Blurb

Klara and the Sun meets S. A. Barnes’s Dead Silence with a touch of Becky Chambers’ A Psalm for the Wild-Built in Nebula Award-winning author A.D. Sui’s darkly philosophical murder mystery, as a death monk and a team of researchers trapped onboard a spaceship of the dead encounter something beyond human understanding…

Vessel Iris has devoted himself to the Starlit Order, performing funeral rites for the dead across the galaxy, guiding souls back into the Infinite Light. Despite the comfort he wants to believe he brings to the dead, his relationships with his fellow Vessels are distant at best, leaving him reliant on his AI implant for companionship.

The spaceship Counsel of Nicaea has been lost for more than a thousand years. A relic of Earth’s dying past, humanity took the ship to the stars on a multi-generation journey to find another habitable planet yet never reached its destination. Its sudden appearance has attracted a team of academics eager to investigate its archeological history. And Iris has been assigned to bring peace to the crew’s long departed souls.

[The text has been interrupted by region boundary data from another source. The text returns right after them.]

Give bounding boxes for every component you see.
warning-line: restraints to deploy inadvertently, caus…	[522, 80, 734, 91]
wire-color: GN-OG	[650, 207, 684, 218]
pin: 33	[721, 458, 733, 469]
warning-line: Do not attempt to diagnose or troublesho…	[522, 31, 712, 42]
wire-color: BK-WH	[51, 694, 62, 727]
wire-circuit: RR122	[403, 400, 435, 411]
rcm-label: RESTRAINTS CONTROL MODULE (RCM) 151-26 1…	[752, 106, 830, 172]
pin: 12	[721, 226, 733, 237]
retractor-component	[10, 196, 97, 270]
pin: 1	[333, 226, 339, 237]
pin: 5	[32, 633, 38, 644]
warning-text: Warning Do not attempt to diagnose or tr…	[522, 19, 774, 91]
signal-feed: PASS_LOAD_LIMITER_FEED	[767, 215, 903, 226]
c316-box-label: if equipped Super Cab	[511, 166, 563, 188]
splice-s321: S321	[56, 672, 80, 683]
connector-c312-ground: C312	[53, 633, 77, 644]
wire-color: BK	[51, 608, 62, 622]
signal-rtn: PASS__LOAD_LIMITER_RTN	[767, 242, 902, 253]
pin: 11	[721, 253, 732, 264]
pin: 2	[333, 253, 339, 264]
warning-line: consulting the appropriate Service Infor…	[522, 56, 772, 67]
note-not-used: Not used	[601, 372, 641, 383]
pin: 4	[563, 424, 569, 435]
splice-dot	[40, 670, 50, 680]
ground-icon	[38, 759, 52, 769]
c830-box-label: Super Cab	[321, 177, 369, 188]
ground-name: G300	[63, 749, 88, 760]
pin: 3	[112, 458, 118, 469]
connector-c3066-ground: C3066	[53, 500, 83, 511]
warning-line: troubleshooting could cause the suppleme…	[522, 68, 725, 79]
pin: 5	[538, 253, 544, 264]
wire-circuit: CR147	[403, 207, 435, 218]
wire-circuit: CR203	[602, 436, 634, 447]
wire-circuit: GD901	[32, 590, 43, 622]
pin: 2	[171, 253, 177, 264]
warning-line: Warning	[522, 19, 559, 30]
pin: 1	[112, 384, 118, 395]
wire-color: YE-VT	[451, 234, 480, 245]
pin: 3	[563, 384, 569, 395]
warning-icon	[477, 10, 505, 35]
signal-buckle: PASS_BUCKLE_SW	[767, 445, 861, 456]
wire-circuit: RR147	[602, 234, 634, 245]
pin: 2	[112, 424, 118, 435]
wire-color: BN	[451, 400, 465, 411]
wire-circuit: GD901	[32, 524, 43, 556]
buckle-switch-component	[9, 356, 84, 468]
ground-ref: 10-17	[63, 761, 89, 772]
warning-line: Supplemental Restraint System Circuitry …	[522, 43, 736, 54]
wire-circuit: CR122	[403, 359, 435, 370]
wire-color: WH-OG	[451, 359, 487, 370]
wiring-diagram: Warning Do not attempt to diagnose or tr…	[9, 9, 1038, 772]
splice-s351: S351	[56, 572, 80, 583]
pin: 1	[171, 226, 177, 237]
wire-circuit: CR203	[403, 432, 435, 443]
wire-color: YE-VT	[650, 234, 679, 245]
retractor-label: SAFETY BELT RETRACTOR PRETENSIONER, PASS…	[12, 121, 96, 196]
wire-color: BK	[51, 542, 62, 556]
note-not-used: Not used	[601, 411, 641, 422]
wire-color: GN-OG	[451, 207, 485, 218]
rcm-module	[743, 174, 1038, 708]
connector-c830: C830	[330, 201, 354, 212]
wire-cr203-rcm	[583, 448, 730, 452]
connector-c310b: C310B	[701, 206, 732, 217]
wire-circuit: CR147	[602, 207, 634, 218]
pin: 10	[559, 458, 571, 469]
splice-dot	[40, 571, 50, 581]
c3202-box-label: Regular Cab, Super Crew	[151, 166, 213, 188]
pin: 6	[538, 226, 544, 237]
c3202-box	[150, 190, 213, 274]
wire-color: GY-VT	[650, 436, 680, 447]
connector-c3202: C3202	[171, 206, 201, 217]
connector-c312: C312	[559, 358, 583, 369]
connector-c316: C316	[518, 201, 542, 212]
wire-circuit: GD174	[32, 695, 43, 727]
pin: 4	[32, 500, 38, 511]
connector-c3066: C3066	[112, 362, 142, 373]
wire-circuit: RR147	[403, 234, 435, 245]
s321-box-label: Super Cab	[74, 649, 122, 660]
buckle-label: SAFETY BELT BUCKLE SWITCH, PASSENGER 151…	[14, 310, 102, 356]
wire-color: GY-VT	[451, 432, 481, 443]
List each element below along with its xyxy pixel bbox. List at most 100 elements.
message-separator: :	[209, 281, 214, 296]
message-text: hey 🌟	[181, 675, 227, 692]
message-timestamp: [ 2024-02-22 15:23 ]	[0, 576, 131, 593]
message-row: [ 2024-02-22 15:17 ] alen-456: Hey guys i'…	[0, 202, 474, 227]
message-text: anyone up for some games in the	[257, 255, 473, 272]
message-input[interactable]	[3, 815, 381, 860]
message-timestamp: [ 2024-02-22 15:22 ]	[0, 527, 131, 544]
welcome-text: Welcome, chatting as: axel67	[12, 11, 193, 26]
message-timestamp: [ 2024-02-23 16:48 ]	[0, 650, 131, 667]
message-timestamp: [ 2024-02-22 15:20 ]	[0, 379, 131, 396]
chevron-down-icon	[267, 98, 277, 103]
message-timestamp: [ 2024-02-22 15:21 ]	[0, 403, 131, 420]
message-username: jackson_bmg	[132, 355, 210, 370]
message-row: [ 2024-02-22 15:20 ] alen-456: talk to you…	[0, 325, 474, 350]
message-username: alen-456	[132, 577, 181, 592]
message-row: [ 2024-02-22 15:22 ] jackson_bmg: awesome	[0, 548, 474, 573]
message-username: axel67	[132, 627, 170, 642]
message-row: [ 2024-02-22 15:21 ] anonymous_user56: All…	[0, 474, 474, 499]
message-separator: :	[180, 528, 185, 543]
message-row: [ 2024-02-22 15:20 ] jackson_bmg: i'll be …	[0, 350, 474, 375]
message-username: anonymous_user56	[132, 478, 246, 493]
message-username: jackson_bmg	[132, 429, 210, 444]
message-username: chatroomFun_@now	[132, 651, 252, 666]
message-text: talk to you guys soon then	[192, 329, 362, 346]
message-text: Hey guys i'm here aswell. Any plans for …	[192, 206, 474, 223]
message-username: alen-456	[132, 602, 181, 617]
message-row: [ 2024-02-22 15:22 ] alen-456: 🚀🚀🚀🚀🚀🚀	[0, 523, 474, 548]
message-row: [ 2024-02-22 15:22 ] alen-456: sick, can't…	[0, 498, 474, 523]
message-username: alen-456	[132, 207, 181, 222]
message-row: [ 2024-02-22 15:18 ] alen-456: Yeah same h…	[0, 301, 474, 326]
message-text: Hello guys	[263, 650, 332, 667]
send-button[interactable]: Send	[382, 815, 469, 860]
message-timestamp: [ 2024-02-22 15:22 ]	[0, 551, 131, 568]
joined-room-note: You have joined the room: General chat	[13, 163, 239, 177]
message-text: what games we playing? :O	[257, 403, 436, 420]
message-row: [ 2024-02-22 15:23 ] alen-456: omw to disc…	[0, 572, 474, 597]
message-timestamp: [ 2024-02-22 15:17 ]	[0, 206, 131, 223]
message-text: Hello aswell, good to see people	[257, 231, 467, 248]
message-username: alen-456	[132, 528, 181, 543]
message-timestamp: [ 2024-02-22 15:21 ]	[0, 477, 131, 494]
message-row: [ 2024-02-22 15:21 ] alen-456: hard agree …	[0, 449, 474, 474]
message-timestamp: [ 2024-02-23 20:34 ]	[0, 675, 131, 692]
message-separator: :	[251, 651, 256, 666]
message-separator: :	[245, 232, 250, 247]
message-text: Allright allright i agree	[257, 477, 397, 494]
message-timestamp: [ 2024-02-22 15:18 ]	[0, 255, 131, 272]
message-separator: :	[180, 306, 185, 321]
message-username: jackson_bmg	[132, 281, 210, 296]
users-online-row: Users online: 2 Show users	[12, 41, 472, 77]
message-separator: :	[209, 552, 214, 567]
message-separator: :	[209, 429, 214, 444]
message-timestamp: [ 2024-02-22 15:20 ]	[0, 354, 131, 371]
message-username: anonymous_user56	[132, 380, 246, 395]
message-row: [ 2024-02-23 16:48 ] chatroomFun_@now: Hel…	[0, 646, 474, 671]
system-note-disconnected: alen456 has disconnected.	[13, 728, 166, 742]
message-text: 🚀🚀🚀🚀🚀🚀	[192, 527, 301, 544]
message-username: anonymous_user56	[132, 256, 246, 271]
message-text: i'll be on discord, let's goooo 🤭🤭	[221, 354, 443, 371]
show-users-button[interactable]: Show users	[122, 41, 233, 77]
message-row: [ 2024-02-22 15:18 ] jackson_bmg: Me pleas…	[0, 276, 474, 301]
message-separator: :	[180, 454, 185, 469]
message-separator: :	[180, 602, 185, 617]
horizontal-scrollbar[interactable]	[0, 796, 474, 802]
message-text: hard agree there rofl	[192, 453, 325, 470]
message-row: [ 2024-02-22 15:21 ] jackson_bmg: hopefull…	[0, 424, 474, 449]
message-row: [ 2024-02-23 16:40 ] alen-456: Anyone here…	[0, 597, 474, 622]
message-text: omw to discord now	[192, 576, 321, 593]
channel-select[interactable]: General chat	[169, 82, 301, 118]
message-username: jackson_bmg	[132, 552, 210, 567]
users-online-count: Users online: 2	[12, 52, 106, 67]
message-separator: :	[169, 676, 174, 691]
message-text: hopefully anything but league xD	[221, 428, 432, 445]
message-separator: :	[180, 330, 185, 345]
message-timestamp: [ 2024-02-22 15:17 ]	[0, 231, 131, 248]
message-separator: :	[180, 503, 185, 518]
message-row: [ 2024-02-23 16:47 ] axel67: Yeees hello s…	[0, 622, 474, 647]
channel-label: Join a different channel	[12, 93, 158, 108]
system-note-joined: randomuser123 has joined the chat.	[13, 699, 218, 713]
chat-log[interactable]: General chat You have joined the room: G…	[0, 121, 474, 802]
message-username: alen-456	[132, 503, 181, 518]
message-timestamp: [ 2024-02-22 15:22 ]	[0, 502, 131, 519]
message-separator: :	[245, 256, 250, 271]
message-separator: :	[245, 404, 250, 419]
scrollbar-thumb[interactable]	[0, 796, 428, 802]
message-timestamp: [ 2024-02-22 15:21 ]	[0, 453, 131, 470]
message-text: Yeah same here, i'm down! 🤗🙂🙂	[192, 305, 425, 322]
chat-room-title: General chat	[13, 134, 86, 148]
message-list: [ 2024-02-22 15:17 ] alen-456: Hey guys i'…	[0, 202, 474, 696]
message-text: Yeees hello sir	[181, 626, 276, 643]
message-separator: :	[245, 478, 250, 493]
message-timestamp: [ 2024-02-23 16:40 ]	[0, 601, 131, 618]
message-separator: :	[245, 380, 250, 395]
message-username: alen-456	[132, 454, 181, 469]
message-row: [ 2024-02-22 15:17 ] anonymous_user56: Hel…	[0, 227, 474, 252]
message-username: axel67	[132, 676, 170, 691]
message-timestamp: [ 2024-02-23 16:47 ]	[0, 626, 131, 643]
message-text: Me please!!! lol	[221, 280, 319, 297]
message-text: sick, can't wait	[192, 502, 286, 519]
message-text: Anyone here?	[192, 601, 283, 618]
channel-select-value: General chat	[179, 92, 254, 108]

Carpeted in moss and intertwined with vines, Nicaea is more forest than ship. Skeletons are all that remain of the crew, and Iris’ religious rituals are met with bemusement by the scientists—and outright hostility by the engineer Yan Fukui. Determined to be more than just the curator of the dead, Iris tries to make himself useful to the team, desperate to form friendships.

But Nicaea’s plant life isn’t the only sentience to have survived in the past millennia. Something onboard is stalking the explorers one by one. And Iris with his AI enhancement may be their only hope for survival. . .

Review

I’m just going to start out and say that this book broke me in all the good ways because it then picked up the pieces and put them together again. One should read a book about a death monk with so much repressed grief, but as a religious studies student the idea of Vessel Iris and the Starlit Order was too big a temptation to resist. And I am so glad I didn’t resist.

Part science fiction, part murder mystery, part ethical conversation about AI, technology, sentience, and our relationship to these things, this book contains a gripping narrative that kept me turning the pages long after I should have gone to bed. The characters are well drawn, fully realized, with just enough back story to make you understand their motivations and reasoning. The transformation over the course of the story is exquisite, and I worry about saying much more because I do not want to give a single thing away.

The Iron Garden Sutra is a book for those who want crunchy topics to think about with their science fiction, who are fans of lyrical writing that evokes all five senses, and for those who are thinking about the role religion and ritual play in our lives and in the case of funerary rites, for whom we perform these things and what responsibilities do we have to the dead.

One of the best books I’ve read in a very long time.

Copy of book received from NetGalley.